Der gesamte Überstand wird in ein 15-Milliliter-Zentrifugenröhrchen mit 150 Milligramm Sorptionsmittelmischung überführt und die Probe eine Minute lang vortext. Nach dem Zentrifugieren der Probe wird der Überstand entnommen und in ein Vier-Milliliter-Braunglasfläschchen überführt. Verdampfen Sie den Extrakt unter einem sanften Stickstoffstrahl und rekonstituieren Sie die Probe dann in einem Methanol-Wasser-Gemisch von 750 Mikrolitern.
Filtrieren Sie die Probe mit einer Zwei-Milliliter-Spritze durch einen 0,22-Mikrometer-Nylonfilter in ein 1,5-Milliliter-Bernstein-Chromatographiefläschchen. Bereiten Sie zunächst die Mutterkornalkaloid- oder EA-Proben vor und erhalten Sie die matrixangepasste Kalibrierkurve mit Hilfe der Flüssigchromatographie. Öffnen Sie die quantitative Software und navigieren Sie zum Aufgaben-Quickregister.
Klicken Sie auf Stapel importieren. Sobald der Stapel importiert ist, klicken Sie unter Stapel importieren auf Stapel verarbeiten. Nachdem die Datenverarbeitung abgeschlossen ist, gehen Sie zu Screening überprüfen und prüfen Sie, ob Probleme im Zusammenhang mit der automatischen Integration auftreten, z. B. falsche chromatographische Peaks, die zu nahe beieinander liegen.
Wenn dies der Fall ist, schränken Sie die Werte, die sich auf die Toleranz der Retentionszeit, die Toleranz des CCS-Werts und/oder den Massenfehler beziehen, ein oder erweitern Sie sie und verarbeiten Sie die Daten erneut. Wenn die automatische Peak-Integration immer noch falsche Peaks auswählt, wählen Sie manuell den Bereich im Chromatogramm aus, der im Überprüfungsfenster angezeigt wird. Navigieren Sie auf der Registerkarte "Chargenverwaltung" zum Fenster "Chargenkonzentration" und geben Sie einen Konzentrationswert für jede zuvor festgelegte Stufe an.
Wenn Sie fertig sind, klicken Sie auf Konzentrationen speichern. Klicken Sie auf Batch quantifizieren und passen Sie die Parameter wie das Modell an die Kalibrierungsdaten an, warten und das Modell zwingen, die Null zu überschreiten. Sobald die Quantifizierung der Mutterkornalkaloide abgeschlossen ist, klicken Sie auf die Registerkarte Quantifizierung, klicken Sie dann mit der rechten Maustaste auf den Chargenordner ganz links und wählen Sie Bericht erstellen.
Wählen Sie abschließend die Analytquantifizierung und exportieren Sie den Bericht im gewünschten Format.
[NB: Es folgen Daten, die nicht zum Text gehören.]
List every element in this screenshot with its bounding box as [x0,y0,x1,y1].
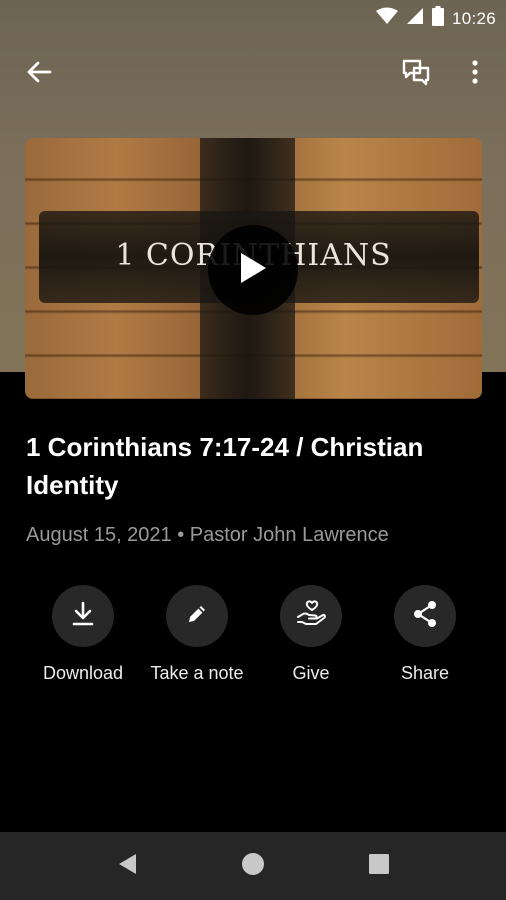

Die chromatographische Trennung zeigte deutliche Peaks für jedes EA-Epimerpaar, mit Ausnahme von Ergotamin und Ergotamin, die aufgrund ihrer engen Retentionszeiten eine leichte Überlappung aufwiesen. Die Ionenmobilitätsspektrometrie ermöglichte die Ausgangstrennung von Ergotamin und Ergotamin und lieferte unterscheidbare CCS-Werte.
Die Analyse der Signalunterdrückung oder des Verstärkungseffekts zeigte eine minimale Matrixinterferenz mit einem Bereich von minus 32 % bis 18 %, was eine genaue Quantifizierung anhand der Standardkalibrierungskurve ermöglicht, mit Ausnahme von Ergametranin, das von der matrixangepassten Kalibrierkurve benötigt wird. Die Genauigkeit der Methode wurde durch Wiederfindungsraten für alle Analyten zwischen 72 und 117 % bestätigt, mit Ausnahme von Ergotamin, das Wiederfindungswerte von 43 bis 45 % aufwies. Die Bestimmungsgrenze lag zwischen 0,65 und 2,6 Nanogramm pro Milliliter, was die Empfindlichkeit der Methode bestätigt.